Half Frog Pose (Ardha bhekāsana)

Ardha Bhekāsana

Stretches the piriformis. A safer alternative to the Hero Pose.

Reclining Hero Pose (Supta virāsana)

Supta Virāsana

Stretches the piriformis from a supine position. Cushions assist relaxation.

Hero Pose (Virāsana)

Virāsana

Stretches the piriformis. Kneeling is a pose of noble servitude, and only one fighter in Hindu mythology bears this association: Hanumān.

Lizard Pose Variation A (Utthan priśthāsana)

Lizard

Press hands on the mat, lift the back heel but keep the back leg straight. Hold. Use the supports to allow the back hamstring to stretch.

Crescent Moon Lunge (Añjeyarāsana)

Añjaneyāsana

Rest your back knee on the mat (or cushion). Square the hips towards the front of the mat. Lean forward slightly to open the hips. Inhale, engage the core and bend backwards.

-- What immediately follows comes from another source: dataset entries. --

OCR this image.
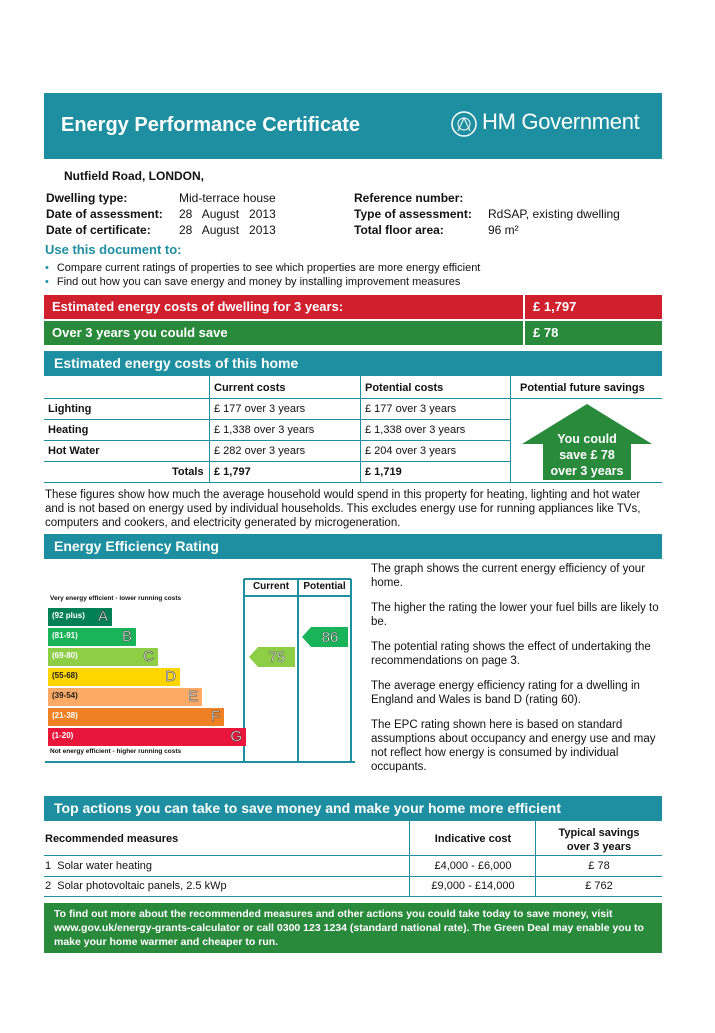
Energy Performance Certificate	HM Government
Nutfield Road, LONDON,
Dwelling type:	Mid-terrace house
Date of assessment: 28   August   2013
Date of certificate: 28   August   2013
Reference number:
Type of assessment: RdSAP, existing dwelling
Total floor area:	96 m²
Use this document to:
• Compare current ratings of properties to see which properties are more energy efficient
• Find out how you can save energy and money by installing improvement measures
Estimated energy costs of dwelling for 3 years:	£ 1,797
Over 3 years you could save	£ 78
Estimated energy costs of this home
Current costs	Potential costs	Potential future savings
Lighting	£ 177 over 3 years	£ 177 over 3 years
Heating	£ 1,338 over 3 years	£ 1,338 over 3 years
Hot Water	£ 282 over 3 years	£ 204 over 3 years
Totals £ 1,797	£ 1,719
You could
save £ 78
over 3 years
These figures show how much the average household would spend in this property for heating, lighting and hot water and is not based on energy used by individual households. This excludes energy use for running appliances like TVs, computers and cookers, and electricity generated by microgeneration.
Energy Efficiency Rating
Current	Potential
Very energy efficient - lower running costs
Not energy efficient - higher running costs
(92 plus) A
(81-91)	B
(69-80)	C
(55-68)	D
(39-54)	E
(21-38)	F
(1-20)	G
75
86
The graph shows the current energy efficiency of your home.
The higher the rating the lower your fuel bills are likely to be.
The potential rating shows the effect of undertaking the recommendations on page 3.
The average energy efficiency rating for a dwelling in England and Wales is band D (rating 60).
The EPC rating shown here is based on standard assumptions about occupancy and energy use and may not reflect how energy is consumed by individual occupants.
Top actions you can take to save money and make your home more efficient
Recommended measures	Indicative cost	Typical savings
over 3 years
1  Solar water heating	£4,000 - £6,000	£ 78
2  Solar photovoltaic panels, 2.5 kWp	£9,000 - £14,000	£ 762
To find out more about the recommended measures and other actions you could take today to save money, visit
www.gov.uk/energy-grants-calculator or call 0300 123 1234 (standard national rate). The Green Deal may enable you to
make your home warmer and cheaper to run.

Lizard Pose Variation B (Utthan priśthāsana)

Utthan priśthāsana

Bring both of your elbows to rest on the mat. Hold. Lift the back knee off the mat and straighten the back leg. Use this preparatory pose to loosen the hips before taking kauṇḍinyāsana and/or ekapada bakāsana.

Pistol Pose

Keep the foot slightly flexed and gently straighten the leg like a pistol. This step (sthiti) follows a crescent moon lunge to loosen the hamstring, preparing for seated splits. Use tracking to test the stability of the patellofemoral joint.

Psoas Stretch

Rest your back knee on the mat (or cushion). Keeping that knee on the mat, raise the foot. Reach the opposite hand behind and hold onto your raised foot.

Lizard Pose Variation C (Godha-pīṭham)

Godha pīṭham

Stretches the iliotibial band and the piriformis, and opens the hips. Bend your front knee and rest the leg on its side. Square the hips towards the front of the mat, and extend the back leg as far back as possible. Extend your back and walk your hands forward. The pose that brings the crown of the head to the back of the foot is called ekapada rajakāpotāsana.

Seated Splits (Hanumānāsana)

Hanumānāsana

Mark of Hare Pose (Śaśankāsana)

Balāsana

The moon signifies healing and rejuvenation. On April 25, 2015 the lunar eclipse (čandra grahan) occurs in the bright half of the čaitra month on full moon day (pūrṇimā), in the svati constellation (Libra).

The Mark of Hare signifies the auspicious full moon. The birthday of Hanumān falls on the full moon at the March Equinox. Thus, the Mark of Hare Pose (Śaśankāsana) is often called Baby Pose (Bālāsana) or Child Pose.

Flying Knee Strike

The flying knee strike (hanuman thayam) in Muay Thai is performed by rotating the body so that the side of the knee strikes the opponent.